Doğa aşığı bir insanım. Rahmetli babamla da ortak bir hayalimiz vardı, bütün ailemizin bir arada olduğu, ürettiğimiz bir çiftlik hayali. Kendisinin ömrü bu hayalin gerçekleştiğini görmeye yetmedi ama ben onun bana olan desteğini, ruhunu yanımda hissederek ilk adımlarımı attım. Profesyonel anlamda Muğla'da uzun süreli yaşama fırsatım oldu. İşte o zaman bu hayalimi gerçekleştirmek için en uygun yerin burası olduğuna karar verdim.
Hep enerjik ve güler yüzlüsünüz. Bunu nasıl sağlıyorsunuz?

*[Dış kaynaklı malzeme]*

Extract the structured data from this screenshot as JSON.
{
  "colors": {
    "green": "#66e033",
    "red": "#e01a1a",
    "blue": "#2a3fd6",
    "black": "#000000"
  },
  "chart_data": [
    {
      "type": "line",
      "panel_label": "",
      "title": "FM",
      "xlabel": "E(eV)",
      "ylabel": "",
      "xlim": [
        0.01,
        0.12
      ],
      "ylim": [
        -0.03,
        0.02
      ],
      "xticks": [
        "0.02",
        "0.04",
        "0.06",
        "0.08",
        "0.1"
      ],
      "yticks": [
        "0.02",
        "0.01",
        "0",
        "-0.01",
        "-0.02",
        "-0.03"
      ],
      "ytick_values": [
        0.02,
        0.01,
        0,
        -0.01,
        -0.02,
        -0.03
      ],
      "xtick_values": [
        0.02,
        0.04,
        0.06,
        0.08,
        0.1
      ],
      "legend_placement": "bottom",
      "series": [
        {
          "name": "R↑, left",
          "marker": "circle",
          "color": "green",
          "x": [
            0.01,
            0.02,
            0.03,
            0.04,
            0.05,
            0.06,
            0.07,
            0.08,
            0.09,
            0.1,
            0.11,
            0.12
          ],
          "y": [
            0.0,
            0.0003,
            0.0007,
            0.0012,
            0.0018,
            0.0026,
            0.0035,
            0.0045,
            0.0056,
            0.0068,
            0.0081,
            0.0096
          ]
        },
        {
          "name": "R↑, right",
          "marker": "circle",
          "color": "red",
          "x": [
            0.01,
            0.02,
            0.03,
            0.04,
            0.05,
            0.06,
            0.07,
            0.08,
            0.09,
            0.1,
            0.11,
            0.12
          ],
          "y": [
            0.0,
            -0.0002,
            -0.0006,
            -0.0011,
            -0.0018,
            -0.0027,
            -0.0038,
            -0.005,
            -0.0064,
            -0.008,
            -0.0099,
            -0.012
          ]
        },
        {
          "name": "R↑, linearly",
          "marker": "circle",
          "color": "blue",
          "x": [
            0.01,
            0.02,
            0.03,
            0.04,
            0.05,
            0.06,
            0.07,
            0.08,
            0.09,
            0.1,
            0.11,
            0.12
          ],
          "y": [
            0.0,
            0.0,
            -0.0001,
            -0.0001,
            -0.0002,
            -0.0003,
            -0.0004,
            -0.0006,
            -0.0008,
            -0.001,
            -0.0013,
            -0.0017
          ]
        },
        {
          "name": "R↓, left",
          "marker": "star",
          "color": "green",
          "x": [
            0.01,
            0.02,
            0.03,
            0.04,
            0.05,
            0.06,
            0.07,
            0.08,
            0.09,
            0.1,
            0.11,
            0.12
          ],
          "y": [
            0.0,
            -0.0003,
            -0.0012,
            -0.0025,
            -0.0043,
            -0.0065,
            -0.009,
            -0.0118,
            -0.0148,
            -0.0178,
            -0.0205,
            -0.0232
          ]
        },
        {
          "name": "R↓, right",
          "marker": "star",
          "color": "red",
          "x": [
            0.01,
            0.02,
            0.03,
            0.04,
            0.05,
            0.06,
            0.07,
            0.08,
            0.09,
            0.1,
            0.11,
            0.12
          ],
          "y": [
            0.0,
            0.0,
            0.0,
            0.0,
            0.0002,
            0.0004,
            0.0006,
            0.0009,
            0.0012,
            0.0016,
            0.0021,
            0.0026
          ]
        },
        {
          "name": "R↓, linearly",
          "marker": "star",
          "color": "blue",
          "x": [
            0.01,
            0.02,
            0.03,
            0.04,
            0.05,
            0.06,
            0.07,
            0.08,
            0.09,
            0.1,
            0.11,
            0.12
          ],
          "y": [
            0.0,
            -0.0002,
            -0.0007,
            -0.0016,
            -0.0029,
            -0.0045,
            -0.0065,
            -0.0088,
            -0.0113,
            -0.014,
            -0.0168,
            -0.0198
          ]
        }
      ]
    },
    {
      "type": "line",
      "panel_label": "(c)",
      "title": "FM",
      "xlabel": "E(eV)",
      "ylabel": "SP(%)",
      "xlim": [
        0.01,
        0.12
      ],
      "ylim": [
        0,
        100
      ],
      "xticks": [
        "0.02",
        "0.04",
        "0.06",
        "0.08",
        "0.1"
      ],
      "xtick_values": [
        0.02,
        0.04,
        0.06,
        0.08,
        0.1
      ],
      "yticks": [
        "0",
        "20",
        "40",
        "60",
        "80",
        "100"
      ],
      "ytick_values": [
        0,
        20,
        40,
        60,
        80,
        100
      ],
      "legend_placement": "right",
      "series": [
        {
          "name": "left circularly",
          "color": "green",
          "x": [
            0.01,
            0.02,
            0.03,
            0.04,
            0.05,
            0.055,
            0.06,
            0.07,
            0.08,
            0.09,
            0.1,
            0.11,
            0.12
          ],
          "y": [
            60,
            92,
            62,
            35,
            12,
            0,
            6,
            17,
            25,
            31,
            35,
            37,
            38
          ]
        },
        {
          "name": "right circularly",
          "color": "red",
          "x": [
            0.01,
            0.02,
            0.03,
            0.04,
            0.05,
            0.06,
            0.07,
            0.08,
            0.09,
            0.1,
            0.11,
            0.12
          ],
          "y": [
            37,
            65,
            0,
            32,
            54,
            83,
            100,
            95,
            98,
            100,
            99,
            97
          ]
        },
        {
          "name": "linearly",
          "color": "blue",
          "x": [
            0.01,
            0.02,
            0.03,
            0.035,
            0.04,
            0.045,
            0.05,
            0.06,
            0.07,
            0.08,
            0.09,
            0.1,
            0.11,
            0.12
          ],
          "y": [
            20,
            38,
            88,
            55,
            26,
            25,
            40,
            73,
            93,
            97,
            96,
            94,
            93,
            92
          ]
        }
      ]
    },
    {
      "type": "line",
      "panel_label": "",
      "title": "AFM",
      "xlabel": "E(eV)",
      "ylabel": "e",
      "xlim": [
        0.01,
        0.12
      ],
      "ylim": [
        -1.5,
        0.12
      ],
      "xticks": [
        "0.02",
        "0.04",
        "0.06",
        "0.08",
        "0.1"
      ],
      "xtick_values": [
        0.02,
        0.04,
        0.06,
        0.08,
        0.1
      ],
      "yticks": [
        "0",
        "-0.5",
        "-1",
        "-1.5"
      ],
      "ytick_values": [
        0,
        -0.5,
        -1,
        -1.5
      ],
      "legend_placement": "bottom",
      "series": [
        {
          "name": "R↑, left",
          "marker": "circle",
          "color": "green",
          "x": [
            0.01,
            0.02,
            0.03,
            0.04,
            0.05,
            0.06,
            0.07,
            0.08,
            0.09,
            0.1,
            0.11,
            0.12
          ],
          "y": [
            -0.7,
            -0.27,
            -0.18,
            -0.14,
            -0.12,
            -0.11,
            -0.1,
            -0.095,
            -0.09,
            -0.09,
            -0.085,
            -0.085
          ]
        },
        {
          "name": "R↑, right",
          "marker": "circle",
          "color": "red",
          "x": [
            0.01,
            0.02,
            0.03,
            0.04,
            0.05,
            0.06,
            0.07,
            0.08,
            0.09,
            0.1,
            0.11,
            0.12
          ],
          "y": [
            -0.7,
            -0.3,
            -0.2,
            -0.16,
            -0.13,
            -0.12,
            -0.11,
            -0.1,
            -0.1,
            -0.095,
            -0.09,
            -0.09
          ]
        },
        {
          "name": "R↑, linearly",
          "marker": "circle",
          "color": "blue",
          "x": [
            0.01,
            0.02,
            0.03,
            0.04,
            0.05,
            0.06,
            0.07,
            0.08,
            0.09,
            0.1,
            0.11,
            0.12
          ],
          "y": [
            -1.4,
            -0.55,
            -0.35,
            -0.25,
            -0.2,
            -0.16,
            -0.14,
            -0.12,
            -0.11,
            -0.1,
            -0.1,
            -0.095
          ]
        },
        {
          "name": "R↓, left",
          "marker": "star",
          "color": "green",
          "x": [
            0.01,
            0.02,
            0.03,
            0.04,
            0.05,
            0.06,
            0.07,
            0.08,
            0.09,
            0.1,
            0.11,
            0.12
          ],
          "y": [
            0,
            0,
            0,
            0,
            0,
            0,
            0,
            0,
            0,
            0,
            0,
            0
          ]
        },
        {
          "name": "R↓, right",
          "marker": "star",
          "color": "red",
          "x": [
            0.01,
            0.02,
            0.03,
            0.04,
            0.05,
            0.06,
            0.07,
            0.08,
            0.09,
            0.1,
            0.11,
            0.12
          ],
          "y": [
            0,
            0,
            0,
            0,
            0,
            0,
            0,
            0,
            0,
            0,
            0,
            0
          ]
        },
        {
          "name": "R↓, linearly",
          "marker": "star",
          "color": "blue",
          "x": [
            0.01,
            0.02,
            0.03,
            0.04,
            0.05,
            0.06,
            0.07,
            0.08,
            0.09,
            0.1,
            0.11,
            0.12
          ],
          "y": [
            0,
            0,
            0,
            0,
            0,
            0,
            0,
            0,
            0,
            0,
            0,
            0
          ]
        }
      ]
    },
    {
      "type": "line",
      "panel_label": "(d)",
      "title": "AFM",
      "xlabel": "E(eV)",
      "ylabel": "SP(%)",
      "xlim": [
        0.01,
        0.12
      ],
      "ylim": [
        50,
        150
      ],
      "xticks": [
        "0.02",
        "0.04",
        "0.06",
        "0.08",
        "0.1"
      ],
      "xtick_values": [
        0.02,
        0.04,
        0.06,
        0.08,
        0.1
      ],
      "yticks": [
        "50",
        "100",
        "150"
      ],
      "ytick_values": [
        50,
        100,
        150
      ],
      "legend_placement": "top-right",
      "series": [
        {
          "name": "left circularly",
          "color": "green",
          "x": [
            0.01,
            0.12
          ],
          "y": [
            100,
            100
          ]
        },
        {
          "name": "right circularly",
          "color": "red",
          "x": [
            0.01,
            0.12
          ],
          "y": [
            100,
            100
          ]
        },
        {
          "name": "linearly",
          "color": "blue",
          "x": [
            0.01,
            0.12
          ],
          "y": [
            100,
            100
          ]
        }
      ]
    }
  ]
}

Öncelikle teşekkür ederim, bu enerjim size de geçiyorsa ne mutlu bana. Neşenin, güler yüzlü olmanın insanı daha dinç, daha genç tuttuğunu düşünüyorum. Elbette benim de mutsuz, keyifsiz olduğum zamanlar oluyor. Ama her anımızın tek ve tekrarlanamaz olduğunun bilinciyle yüzümü hep olumlu tarafa çeviriyorum.